I can never seem to stay on the course long (I have ZERO willpower where food is concerned), but I always try to get back on the wagon again. I'll do it a million times over until something sticks. One day at a time....... that's all I can focus on. I had to throw away all of my food from the fridge and freezer when it went out.... so the past two weeks has been kind of tight. I get my food money on the 7th so then I'm going shopping and I'm going to try and get some healthier stuff. I know, I know....... you don't believe me. But I shall try my best and that's all I can do. Unless you're some rich starlet who can afford personal chefs, personal trainers and a home gym..... doing this shit is hard all on your own. I am my own worst enemy after all.

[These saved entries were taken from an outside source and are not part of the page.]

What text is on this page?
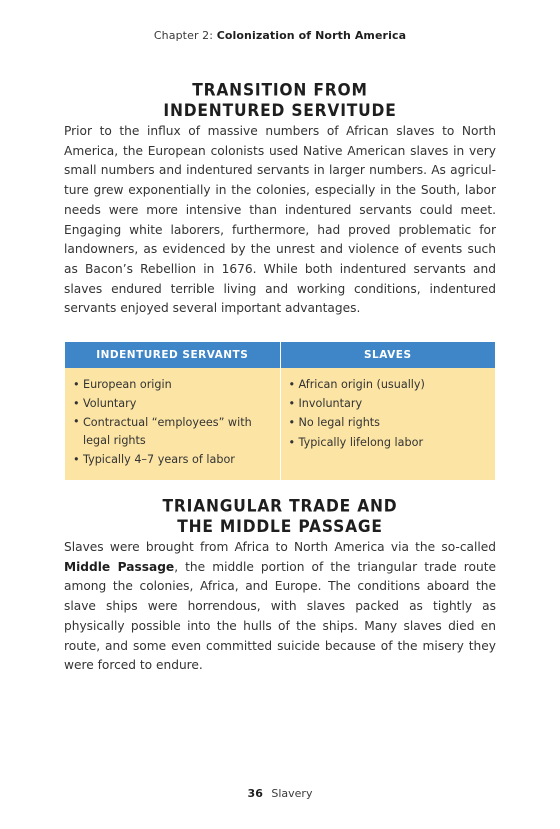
Chapter 2: Colonization of North America
TRANSITION FROM
INDENTURED SERVITUDE

Prior to the influx of massive numbers of African slaves to North America, the European colonists used Native American slaves in very small numbers and indentured servants in larger numbers. As agriculture grew exponentially in the colonies, especially in the South, labor needs were more intensive than indentured servants could meet. Engaging white laborers, furthermore, had proved problematic for landowners, as evidenced by the unrest and violence of events such as Bacon’s Rebellion in 1676. While both indentured servants and slaves endured terrible living and working conditions, indentured servants enjoyed several important advantages.

INDENTURED SERVANTS
• European origin
• Voluntary
• Contractual “employees” with legal rights
• Typically 4–7 years of labor
SLAVES
• African origin (usually)
• Involuntary
• No legal rights
• Typically lifelong labor
TRIANGULAR TRADE AND
THE MIDDLE PASSAGE

Slaves were brought from Africa to North America via the so-called Middle Passage, the middle portion of the triangular trade route among the colonies, Africa, and Europe. The conditions aboard the slave ships were horrendous, with slaves packed as tightly as physically possible into the hulls of the ships. Many slaves died en route, and some even committed suicide because of the misery they were forced to endure.

36 Slavery
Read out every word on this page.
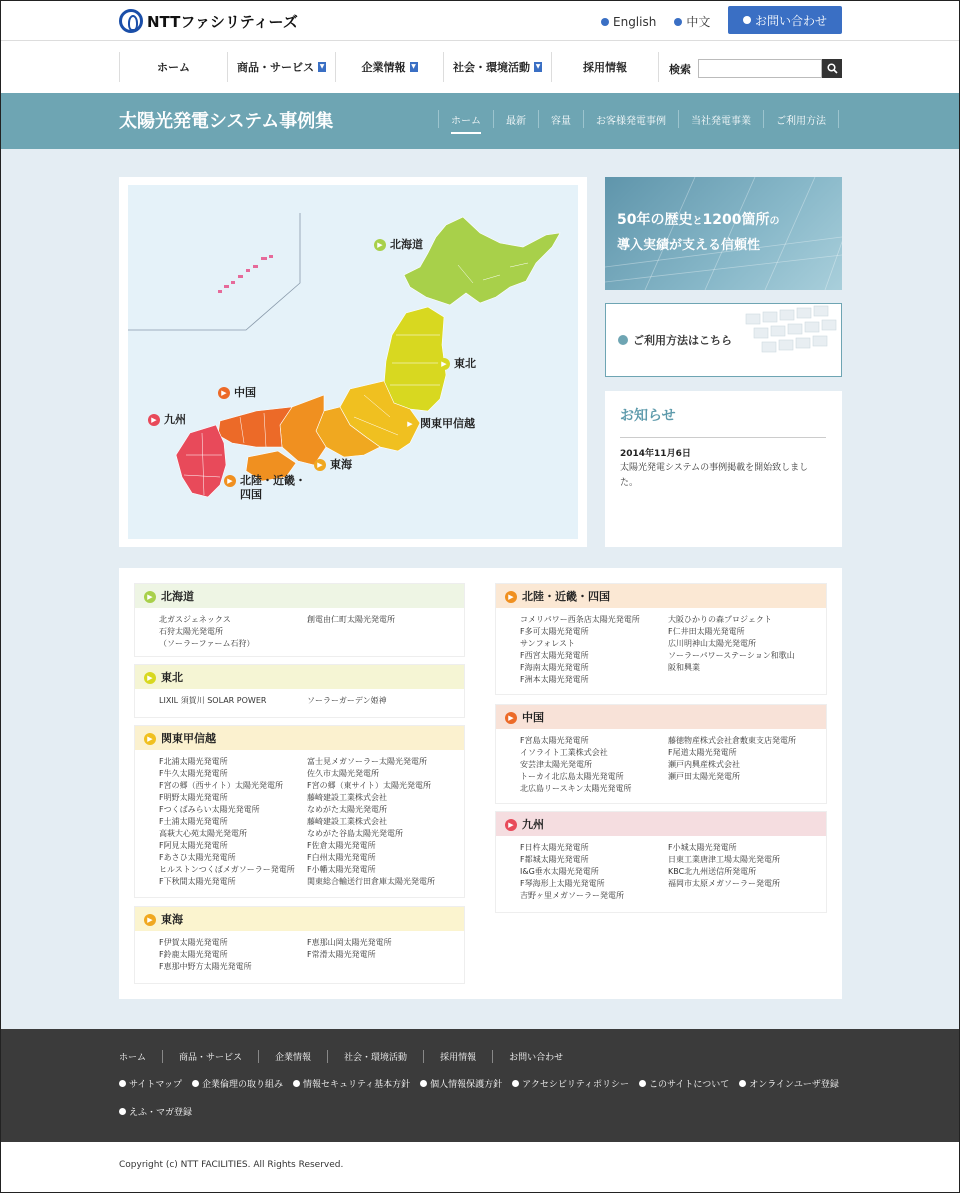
NTTファシリティーズ	English	中文	お問い合わせ
ホーム	商品・サービス ▼	企業情報 ▼	社会・環境活動 ▼	採用情報	検索
太陽光発電システム事例集	ホーム	最新	容量	お客様発電事例	当社発電事業	ご利用方法
▶ 北海道
▶ 東北
▶ 関東甲信越
▶ 東海
▶ 北陸・近畿・
四国
▶ 中国
▶ 九州
50年の歴史と1200箇所の
導入実績が支える信頼性
ご利用方法はこちら
お知らせ
2014年11月6日
太陽光発電システムの事例掲載を開始致しました。
▶ 北海道
北ガスジェネックス	創電由仁町太陽光発電所
石狩太陽光発電所
（ソーラーファーム石狩）
▶ 東北
LIXIL 須賀川 SOLAR POWER	ソーラーガーデン姫神
▶ 関東甲信越
F北浦太陽光発電所	富士見メガソーラー太陽光発電所
F牛久太陽光発電所	佐久市太陽光発電所
F宮の郷（西サイト）太陽光発電所	F宮の郷（東サイト）太陽光発電所
F明野太陽光発電所	藤崎建設工業株式会社
Fつくばみらい太陽光発電所	なめがた太陽光発電所
F土浦太陽光発電所	藤崎建設工業株式会社
高萩大心苑太陽光発電所	なめがた谷島太陽光発電所
F阿見太陽光発電所	F佐倉太陽光発電所
Fあさひ太陽光発電所	F白州太陽光発電所
ヒルストンつくばメガソーラー発電所	F小幡太陽光発電所
F下秋間太陽光発電所	関東総合輸送行田倉庫太陽光発電所
▶ 東海
F伊賀太陽光発電所	F恵那山岡太陽光発電所
F鈴鹿太陽光発電所	F常滑太陽光発電所
F恵那中野方太陽光発電所
▶ 北陸・近畿・四国
コメリパワー西条店太陽光発電所	大阪ひかりの森プロジェクト
F多可太陽光発電所	F仁井田太陽光発電所
サンフォレスト	広川明神山太陽光発電所
F西宮太陽光発電所	ソーラーパワーステーション和歌山
F海南太陽光発電所	阪和興業
F洲本太陽光発電所
▶ 中国
F宮島太陽光発電所	藤徳物産株式会社倉敷東支店発電所
イソライト工業株式会社	F尾道太陽光発電所
安芸津太陽光発電所	瀬戸内興産株式会社
トーカイ北広島太陽光発電所	瀬戸田太陽光発電所
北広島リースキン太陽光発電所
▶ 九州
F日杵太陽光発電所	F小城太陽光発電所
F都城太陽光発電所	日東工業唐津工場太陽光発電所
I&G垂水太陽光発電所	KBC北九州送信所発電所
F琴海形上太陽光発電所	福岡市太原メガソーラー発電所
吉野ヶ里メガソーラー発電所
ホーム	商品・サービス	企業情報	社会・環境活動	採用情報	お問い合わせ
サイトマップ 企業倫理の取り組み 情報セキュリティ基本方針 個人情報保護方針 アクセシビリティポリシー このサイトについて オンラインユーザ登録
えふ・マガ登録
Copyright (c) NTT FACILITIES. All Rights Reserved.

Probably because of  the poor sleeping, the bad diet, the troubles breathing and still dealing with some depression I have still been feeling really bad. I know I've talked to other people who have been through cancer and they say that once you've had it, even if it was all taken out.... you always fear that it will come back somewhere else. I never got that before but I totally understand it now. And I'm trying hard not to think like that because I do believe that what you focus on will become manifest in your life. But it's always in your mind; the fear of hearing that again. Especially when you still aren't feeling 'normal' and still don't have any energy. Cancer really is a mind fuck in addition to all of the other physical tolls it takes on your body. Yeah, so there's that.

I really don't know what I need. I keep trying to figure it out. I feel like I'm missing something. I feel like there's this purpose that I've totally missed somehow. I'm not alone in this sentiment I know. But I can only go off of what I feel. And with that I guess I'm going to get off of here.